Before we delve into the causes of CTE in soccer players, let’s take a look at what CTE is. CTE is the term for a degenerative brain disease that manifests itself in people who have suffered repeated head injuries. It is not yet fully understood how repetitive head trauma changes the brain, but it is characterized by symptoms such as cognitive impairment (difficulty thinking), memory loss, executive functioning problems (planning, organizing, performing tasks), impulsive behavior, aggression, depression, emotional instability and motor control problems.

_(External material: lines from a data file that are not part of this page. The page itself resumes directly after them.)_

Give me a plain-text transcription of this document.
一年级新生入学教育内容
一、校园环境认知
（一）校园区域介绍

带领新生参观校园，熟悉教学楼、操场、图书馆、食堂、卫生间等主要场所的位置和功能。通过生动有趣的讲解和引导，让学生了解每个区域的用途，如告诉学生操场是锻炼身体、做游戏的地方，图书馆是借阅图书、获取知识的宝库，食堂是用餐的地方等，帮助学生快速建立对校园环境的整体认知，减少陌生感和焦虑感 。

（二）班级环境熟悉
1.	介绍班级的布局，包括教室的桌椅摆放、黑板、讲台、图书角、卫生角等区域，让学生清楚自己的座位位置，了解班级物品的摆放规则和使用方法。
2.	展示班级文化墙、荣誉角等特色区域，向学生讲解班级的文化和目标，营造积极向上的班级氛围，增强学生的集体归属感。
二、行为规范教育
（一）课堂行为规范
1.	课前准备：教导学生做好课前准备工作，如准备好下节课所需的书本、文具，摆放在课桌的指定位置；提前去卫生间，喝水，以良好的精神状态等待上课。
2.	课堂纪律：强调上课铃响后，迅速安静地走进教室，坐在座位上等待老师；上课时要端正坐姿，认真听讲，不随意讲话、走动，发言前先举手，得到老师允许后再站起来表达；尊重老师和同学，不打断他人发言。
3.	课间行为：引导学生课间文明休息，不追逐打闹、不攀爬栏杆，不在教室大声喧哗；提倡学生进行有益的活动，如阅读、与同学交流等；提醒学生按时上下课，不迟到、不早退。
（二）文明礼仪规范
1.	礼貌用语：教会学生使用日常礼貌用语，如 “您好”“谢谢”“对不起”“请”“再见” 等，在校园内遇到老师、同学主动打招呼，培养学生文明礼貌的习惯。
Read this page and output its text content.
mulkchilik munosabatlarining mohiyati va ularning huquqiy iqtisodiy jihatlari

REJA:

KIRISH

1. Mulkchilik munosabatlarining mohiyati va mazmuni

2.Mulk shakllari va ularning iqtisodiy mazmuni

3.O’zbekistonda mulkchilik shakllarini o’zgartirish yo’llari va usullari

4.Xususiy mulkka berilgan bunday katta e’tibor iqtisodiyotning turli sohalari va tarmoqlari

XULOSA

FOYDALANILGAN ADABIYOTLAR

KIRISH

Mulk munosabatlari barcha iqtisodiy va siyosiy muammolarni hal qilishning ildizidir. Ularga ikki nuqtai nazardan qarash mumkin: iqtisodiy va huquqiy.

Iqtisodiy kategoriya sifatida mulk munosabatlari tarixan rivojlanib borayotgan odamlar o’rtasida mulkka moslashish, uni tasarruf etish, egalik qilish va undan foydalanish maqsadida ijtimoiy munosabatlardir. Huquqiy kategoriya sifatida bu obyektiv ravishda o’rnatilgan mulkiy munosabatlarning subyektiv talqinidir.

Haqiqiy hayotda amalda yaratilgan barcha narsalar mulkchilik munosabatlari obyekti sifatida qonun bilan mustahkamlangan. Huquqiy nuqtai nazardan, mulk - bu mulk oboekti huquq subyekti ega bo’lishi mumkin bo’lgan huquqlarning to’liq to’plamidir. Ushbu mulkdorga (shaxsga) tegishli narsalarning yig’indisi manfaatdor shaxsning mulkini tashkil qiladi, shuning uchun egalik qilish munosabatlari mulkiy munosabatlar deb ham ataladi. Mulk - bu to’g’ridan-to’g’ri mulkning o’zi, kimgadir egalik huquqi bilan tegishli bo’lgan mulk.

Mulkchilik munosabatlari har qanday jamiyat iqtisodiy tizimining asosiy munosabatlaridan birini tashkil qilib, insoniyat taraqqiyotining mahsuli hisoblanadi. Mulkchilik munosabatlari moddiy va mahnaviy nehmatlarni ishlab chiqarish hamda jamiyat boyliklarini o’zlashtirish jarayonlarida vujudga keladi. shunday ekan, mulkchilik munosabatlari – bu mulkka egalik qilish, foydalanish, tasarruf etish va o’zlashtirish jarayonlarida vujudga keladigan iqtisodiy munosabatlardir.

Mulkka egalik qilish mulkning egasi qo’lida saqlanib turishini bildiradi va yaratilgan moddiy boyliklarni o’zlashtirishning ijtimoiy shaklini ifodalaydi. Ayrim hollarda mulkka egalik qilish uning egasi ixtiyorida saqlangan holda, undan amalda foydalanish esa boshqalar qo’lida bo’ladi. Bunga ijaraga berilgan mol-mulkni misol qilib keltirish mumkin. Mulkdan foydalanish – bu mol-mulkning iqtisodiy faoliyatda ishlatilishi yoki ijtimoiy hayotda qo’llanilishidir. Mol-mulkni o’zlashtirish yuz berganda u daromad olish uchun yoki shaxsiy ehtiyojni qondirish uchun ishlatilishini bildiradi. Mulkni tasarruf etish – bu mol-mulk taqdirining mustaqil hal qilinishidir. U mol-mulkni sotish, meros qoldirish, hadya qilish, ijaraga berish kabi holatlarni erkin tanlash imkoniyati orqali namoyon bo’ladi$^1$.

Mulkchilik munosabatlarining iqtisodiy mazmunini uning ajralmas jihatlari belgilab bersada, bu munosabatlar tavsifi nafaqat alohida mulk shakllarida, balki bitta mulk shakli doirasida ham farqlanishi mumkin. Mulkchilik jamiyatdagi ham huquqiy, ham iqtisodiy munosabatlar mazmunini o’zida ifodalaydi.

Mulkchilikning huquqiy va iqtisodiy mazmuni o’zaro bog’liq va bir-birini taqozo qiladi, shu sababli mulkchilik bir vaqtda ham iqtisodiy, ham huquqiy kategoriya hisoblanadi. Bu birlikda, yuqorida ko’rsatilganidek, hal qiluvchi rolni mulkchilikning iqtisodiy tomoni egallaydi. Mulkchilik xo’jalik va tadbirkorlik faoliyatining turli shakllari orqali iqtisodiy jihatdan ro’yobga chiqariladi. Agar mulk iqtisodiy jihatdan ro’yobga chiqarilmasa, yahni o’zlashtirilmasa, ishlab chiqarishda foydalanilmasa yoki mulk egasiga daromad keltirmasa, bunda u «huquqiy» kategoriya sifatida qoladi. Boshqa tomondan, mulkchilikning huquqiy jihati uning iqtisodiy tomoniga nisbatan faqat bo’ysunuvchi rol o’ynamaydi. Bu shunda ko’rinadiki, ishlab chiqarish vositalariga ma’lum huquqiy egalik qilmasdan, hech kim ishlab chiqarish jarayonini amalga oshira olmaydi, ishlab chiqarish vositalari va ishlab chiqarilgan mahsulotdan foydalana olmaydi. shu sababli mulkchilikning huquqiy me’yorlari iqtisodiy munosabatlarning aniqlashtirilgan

These symptoms do not appear immediately after a head injury, but rather show up after years of repeated head injuries or after an older person suffers a secondary impact to their head later in life. CTE cannot be formally diagnosed while a person is alive because it requires a manual examination of the brain. There is also no known cure for CTE.
CTE causes in soccer players
The short answer is that CTE in soccer players is caused by repeated blows to the head. All player positions are at risk of receiving hits to the head, either by hitting each other or hitting the ground. Whiplash and impact injuries are the leading causes of concussion in the National Football League, and recurrent concussion is a precursor to CTE. Even seemingly minor blows to the head can cause mild concussions that worsen with each additional blow.
Why helmets don’t work
Soccer is a violent sport, requiring players to wear helmets that meet or exceed NOCSAE standards set by the Safety Equipment Institute (SEI), the body responsible for setting standards for safety equipment in sports. Unfortunately, even a helmet that meets these standards will not prevent concussion.
Helmets protect players from skull fractures and other external body damage. However, because the brain moves independently inside the skull, there is no safety equipment to prevent this movement in the event of a violent impact. The brain is not designed to move violently back and forth in the skull like it does in whiplash and impact injuries. Furthermore, the resulting brain trauma never fully heals and is particularly resistant to recovery if another head injury occurs in the meantime.
The human brain is an organ that scientists don’t fully understand, but they do know that repeated head injuries, even to soccer players who wear helmets, alter how the brain functions. Research efforts are currently focused on reducing a soccer player’s likelihood of CTE, but for now it’s almost taken for granted that soccer players damage their brains with every collision on the field.